第五十八夜 それは優しくて残酷な言葉だ。
広い邸宅でマインラートと家令のヴァルターのみとなった。
最後の公判日の前の週に、ヴァルターは憔悴した面持ちでシャファト家を訪れた。自分が罪人として召喚される瞬間を誰にも見せたくないというマインラートの願いを汲んだもので、ヴァルター自身は悔し涙に咽ぶ。
おりしも雷を伴う豪雨がここ数日地域を覆っており、傘を差したとしても濡れそぼってしまったヴァルターの姿は、その心を表しているように見えた。
以前から、ユリアンはヴァルターとその後のことを話し合おうとしていた。
彼は決して首を縦に振らなかった。イルクナーが亡くなるときは、自分も辞するつもりであるとの一点張りで、どんな言葉も素通りするだけだった。
おそらく彼はなんらかの形で殉じるだろう。もしかしたら彼だけではないかもしれない。それだけは、それだけは、とユリアンは両の手を握り合わせる。もう、これ以上悲しい人を増やしたくなどない。静かに心が追い詰められていく。いったいどうすれば。尽くした手段の他に、なにをすれば。
オティーリエは微笑んでいる。彼女が求めたのは、ただ最終公判の場に立ち会うことだけだ。

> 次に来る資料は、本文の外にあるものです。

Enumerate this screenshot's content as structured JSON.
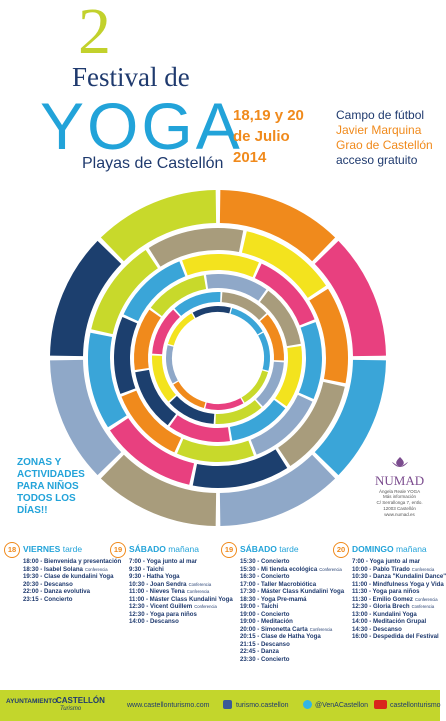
{
  "header": {
    "edition": "2",
    "title_line1": "Festival de",
    "title_main": "YOGA",
    "subtitle": "Playas de Castellón",
    "dates": [
      "18,19 y 20",
      "de Julio",
      "2014"
    ],
    "venue": [
      "Campo de fútbol",
      "Javier Marquina",
      "Grao de Castellón",
      "acceso gratuito"
    ]
  },
  "kids_note": [
    "ZONAS Y",
    "ACTIVIDADES",
    "PARA NIÑOS",
    "TODOS LOS",
    "DÍAS!!"
  ],
  "sponsor": {
    "name": "NUMAD",
    "tagline": "Ángela Reale YOGA",
    "info": [
      "Más información",
      "C/ Serrallonga 7, entlo.",
      "12003 Castellón",
      "www.numad.es"
    ]
  },
  "schedule": [
    {
      "day_number": "18",
      "day": "VIERNES",
      "part": "tarde",
      "items": [
        {
          "text": "18:00 - Bienvenida y presentación"
        },
        {
          "text": "18:30 - Isabel Solana",
          "tag": "Conferencia"
        },
        {
          "text": "19:30 - Clase de kundalini Yoga"
        },
        {
          "text": "20:30 - Descanso"
        },
        {
          "text": "22:00 - Danza evolutiva"
        },
        {
          "text": "23:15 - Concierto"
        }
      ]
    },
    {
      "day_number": "19",
      "day": "SÁBADO",
      "part": "mañana",
      "items": [
        {
          "text": "7:00 - Yoga junto al mar"
        },
        {
          "text": "9:30 - Taichi"
        },
        {
          "text": "9:30 - Hatha Yoga"
        },
        {
          "text": "10:30 - Joan Sendra",
          "tag": "Conferencia"
        },
        {
          "text": "11:00 - Nieves Tena",
          "tag": "Conferencia"
        },
        {
          "text": "11:00 - Máster Class Kundalini Yoga"
        },
        {
          "text": "12:30 - Vicent Guillem",
          "tag": "Conferencia"
        },
        {
          "text": "12:30 - Yoga para niños"
        },
        {
          "text": "14:00 - Descanso"
        }
      ]
    },
    {
      "day_number": "19",
      "day": "SÁBADO",
      "part": "tarde",
      "items": [
        {
          "text": "15:30 - Concierto"
        },
        {
          "text": "15:30 - Mi tienda ecológica",
          "tag": "Conferencia"
        },
        {
          "text": "16:30 - Concierto"
        },
        {
          "text": "17:00 - Taller Macrobiótica"
        },
        {
          "text": "17:30 - Máster Class Kundalini Yoga"
        },
        {
          "text": "18:30 - Yoga Pre-mamá"
        },
        {
          "text": "19:00 - Taichi"
        },
        {
          "text": "19:00 - Concierto"
        },
        {
          "text": "19:00 - Meditación"
        },
        {
          "text": "20:00 - Simonetta Carta",
          "tag": "Conferencia"
        },
        {
          "text": "20:15 - Clase de Hatha Yoga"
        },
        {
          "text": "21:15 - Descanso"
        },
        {
          "text": "22:45 - Danza"
        },
        {
          "text": "23:30 - Concierto"
        }
      ]
    },
    {
      "day_number": "20",
      "day": "DOMINGO",
      "part": "mañana",
      "items": [
        {
          "text": "7:00 - Yoga junto al mar"
        },
        {
          "text": "10:00 - Pablo Tirado",
          "tag": "Conferencia"
        },
        {
          "text": "10:30 - Danza \"Kundalini Dance\""
        },
        {
          "text": "11:00 - Mindfulness Yoga y Vida"
        },
        {
          "text": "11:30 - Yoga para niños"
        },
        {
          "text": "11:30 - Emilio Gomez",
          "tag": "Conferencia"
        },
        {
          "text": "12:30 - Gloria Brech",
          "tag": "Conferencia"
        },
        {
          "text": "13:00 - Kundalini Yoga"
        },
        {
          "text": "14:00 - Meditación Grupal"
        },
        {
          "text": "14:30 - Descanso"
        },
        {
          "text": "16:00 - Despedida del Festival"
        }
      ]
    }
  ],
  "footer": {
    "org": [
      "AYUNTAMIENTO",
      "CASTELLÓN",
      "Turismo"
    ],
    "website": "www.castellonturismo.com",
    "facebook": "turismo.castellon",
    "twitter": "@VenACastellon",
    "youtube": "castellonturismo"
  }
}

自分は彼女の支えになれているだろうか。留まるための楔となれているだろうか。不安で、いつにも増して眠れない夜を迎えた。
「愛しているよ、オティーリエ」
抱きしめて、その耳にささやいた。
「わたしも」
少しだけ、彼女は泣いた。
****
翌日、家の馬車は父に譲ると言って、ユリアンは早く家を出た。
名目はなんでもいい。溜まっている仕事を週末までに片付けなければ公判に参加できないというもっともな理由をつけた。

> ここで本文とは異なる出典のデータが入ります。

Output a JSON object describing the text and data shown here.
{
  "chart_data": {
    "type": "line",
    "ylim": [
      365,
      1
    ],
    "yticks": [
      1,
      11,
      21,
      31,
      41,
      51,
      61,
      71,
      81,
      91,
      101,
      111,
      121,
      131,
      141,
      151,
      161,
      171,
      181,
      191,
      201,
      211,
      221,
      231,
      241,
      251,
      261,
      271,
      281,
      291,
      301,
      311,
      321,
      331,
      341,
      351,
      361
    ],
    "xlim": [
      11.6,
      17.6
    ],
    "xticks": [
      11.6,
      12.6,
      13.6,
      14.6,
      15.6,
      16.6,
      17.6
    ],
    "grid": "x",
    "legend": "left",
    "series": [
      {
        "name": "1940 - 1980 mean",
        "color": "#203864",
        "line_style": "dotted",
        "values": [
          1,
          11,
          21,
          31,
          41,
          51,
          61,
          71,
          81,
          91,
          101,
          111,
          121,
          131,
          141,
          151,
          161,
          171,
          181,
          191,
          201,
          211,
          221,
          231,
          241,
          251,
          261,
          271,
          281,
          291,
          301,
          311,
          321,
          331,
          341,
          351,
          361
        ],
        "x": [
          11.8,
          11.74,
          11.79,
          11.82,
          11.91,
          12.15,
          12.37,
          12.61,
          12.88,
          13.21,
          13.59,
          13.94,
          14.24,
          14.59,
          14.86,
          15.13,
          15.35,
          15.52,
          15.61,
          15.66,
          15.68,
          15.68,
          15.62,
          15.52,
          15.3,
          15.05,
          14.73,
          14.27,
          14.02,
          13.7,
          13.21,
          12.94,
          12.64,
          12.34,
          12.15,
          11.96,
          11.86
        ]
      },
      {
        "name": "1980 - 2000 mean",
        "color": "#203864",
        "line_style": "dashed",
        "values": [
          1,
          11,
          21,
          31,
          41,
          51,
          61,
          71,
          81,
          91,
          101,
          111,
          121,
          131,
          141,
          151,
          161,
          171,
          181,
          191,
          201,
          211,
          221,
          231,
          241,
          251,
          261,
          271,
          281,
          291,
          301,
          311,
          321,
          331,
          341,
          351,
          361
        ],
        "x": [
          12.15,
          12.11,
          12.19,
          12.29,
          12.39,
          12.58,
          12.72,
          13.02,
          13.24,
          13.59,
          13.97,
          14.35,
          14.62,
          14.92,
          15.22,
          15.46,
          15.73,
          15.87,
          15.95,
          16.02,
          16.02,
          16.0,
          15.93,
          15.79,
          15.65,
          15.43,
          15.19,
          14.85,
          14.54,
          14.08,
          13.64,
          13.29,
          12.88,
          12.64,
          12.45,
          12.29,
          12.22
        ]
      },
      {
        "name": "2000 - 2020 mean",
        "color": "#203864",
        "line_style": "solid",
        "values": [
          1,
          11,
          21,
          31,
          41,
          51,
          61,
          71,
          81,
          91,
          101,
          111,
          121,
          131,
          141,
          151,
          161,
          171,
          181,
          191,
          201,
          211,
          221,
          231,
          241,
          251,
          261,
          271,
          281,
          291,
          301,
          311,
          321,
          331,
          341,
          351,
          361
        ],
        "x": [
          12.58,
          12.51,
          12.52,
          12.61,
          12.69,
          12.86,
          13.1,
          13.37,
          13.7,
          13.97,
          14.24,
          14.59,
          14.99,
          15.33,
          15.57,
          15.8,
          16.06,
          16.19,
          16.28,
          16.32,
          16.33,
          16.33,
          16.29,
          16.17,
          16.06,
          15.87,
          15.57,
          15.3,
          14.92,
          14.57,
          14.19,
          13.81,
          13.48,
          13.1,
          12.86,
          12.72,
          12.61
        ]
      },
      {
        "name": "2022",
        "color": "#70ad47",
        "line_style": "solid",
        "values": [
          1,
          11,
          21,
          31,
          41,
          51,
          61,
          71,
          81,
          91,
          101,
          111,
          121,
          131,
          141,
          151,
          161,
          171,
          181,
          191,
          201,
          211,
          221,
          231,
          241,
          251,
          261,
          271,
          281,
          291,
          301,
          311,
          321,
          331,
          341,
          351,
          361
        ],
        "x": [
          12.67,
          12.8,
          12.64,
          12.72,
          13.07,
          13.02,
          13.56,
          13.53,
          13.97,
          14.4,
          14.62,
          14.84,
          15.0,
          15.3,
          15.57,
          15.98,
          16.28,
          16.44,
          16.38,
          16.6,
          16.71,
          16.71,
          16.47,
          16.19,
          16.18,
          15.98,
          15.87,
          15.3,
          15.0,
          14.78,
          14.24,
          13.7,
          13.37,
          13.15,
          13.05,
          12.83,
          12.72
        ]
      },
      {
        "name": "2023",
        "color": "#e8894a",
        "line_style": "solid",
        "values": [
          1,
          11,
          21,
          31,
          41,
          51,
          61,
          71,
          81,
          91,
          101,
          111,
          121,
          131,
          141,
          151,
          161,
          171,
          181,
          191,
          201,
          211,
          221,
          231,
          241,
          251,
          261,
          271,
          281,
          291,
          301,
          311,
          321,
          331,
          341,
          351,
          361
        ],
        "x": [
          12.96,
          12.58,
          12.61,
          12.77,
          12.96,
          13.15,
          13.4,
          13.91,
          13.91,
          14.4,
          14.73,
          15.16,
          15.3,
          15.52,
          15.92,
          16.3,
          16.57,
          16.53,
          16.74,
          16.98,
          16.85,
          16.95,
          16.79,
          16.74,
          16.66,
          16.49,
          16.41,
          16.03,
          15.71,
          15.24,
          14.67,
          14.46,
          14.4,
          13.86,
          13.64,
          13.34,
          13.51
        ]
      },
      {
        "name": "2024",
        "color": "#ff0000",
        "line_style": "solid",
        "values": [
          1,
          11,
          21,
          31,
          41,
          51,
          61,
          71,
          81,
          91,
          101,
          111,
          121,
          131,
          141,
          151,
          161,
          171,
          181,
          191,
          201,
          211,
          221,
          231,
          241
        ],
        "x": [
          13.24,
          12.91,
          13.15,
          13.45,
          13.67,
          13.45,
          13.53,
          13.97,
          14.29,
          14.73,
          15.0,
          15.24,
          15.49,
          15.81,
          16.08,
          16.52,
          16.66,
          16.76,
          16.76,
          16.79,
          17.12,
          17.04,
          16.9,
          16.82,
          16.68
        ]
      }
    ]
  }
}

なかなか捕まらなくて、しばらく歩いてからちょうど人が降りた辻馬車に、早口で行き先を告げて乗る。
少々荒い運転で、馬車は動き出した。
ユリアンにとって、到着するまでのその時間は永遠にも感じられるものだった。
「ここで降ろしてくれ」
御者台への連絡窓をノックしてから開き、貴族街入り口の飲食店通りでユリアンはそう言う。
相場のチップを上乗せして降りると、すぐに他の客が馬車を捕まえた。
街道沿いの店は皓々とした光に溢れていたが、豪雨の道に人の姿はほとんどない。
皆いずれかの店に逃げ込んでいるか、外に出ないようにしているのだろう。
ユリアンはすぐに裏道へと逸れて傘をさし、顔を隠しながらイルクナー家へと急いだ。
もう誰もいないそこに、マインラートだけが居る。
ケープ付きコートが雨を吸って重くなっていた。
シャファト家よりも広い庭にある、門の傍の庭師小屋。
闇が落ちてしまったイルクナーの敷地で、そこの窓にだけ小さな灯りをみとめ、ためらいなくユリアンはその扉をノックする。

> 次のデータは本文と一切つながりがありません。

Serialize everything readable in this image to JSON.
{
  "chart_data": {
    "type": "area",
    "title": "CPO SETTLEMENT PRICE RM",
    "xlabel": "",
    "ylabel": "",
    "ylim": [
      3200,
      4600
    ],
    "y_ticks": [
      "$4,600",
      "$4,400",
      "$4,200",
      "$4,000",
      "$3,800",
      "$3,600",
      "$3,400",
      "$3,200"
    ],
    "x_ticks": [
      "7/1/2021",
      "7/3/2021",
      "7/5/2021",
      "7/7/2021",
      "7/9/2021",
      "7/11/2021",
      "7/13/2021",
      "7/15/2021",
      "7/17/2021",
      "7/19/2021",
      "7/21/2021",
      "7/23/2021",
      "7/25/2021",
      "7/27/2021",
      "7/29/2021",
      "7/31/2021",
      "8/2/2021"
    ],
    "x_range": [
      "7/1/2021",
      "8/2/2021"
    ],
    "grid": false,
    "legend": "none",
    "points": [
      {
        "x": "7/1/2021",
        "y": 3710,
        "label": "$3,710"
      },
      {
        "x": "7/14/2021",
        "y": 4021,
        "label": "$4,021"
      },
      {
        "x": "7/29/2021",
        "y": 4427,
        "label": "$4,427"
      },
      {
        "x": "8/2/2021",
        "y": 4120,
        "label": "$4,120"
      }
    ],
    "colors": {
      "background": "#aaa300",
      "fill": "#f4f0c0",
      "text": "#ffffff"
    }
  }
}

返事はなかった。開くまでどれだけの時間が掛かろうとも、ユリアンはそこを離れぬつもりだった。
やがて、少しの軋みと共に少しだけ扉が開く。零れた光に向かってユリアンは「わたしだ、マインラート」と言った。
「……ユリアン?」
浮かされたような上擦った声で、マインラートはユリアンを迎え、後ろ手に扉を閉めた後にユリアンはその落ち窪んだ瞳の顔を見る。
言葉はなくて、何ということもできなくて、濡れたコートのままでユリアンは痩せてしまったマインラートの巨躯に腕を回した。
もう、涙も枯れたのかもしれない。
マインラートはただ穏やかに「ありがとう」と言った。
「君の顔を、見れて嬉しい」
その一言が重くて、ユリアンは奥歯を噛む。
「体調は、どうだ」
訊ねたいことなど他にたくさんあるのに、ユリアンの口から零れたのはその言葉だった。
「なんともないよ、元気だ」
その言葉はまるでユリアンの方が励まされているような優しい声色で、背に回した腕に、ユリアンは力を込めた。
すぐに解かなくてはならない腕に、力を込めた。
「私に関わって、良いことはないよ。ありがとう、もう十分だ。
……オティーリエを、どうか、頼む」
覚悟に濡れた声だった。
受け入れ難くて、けれど肚の底ではもうとうに承知していて、ユリアンはマインラートの広い肩に額を押し付けて歯を食いしばる。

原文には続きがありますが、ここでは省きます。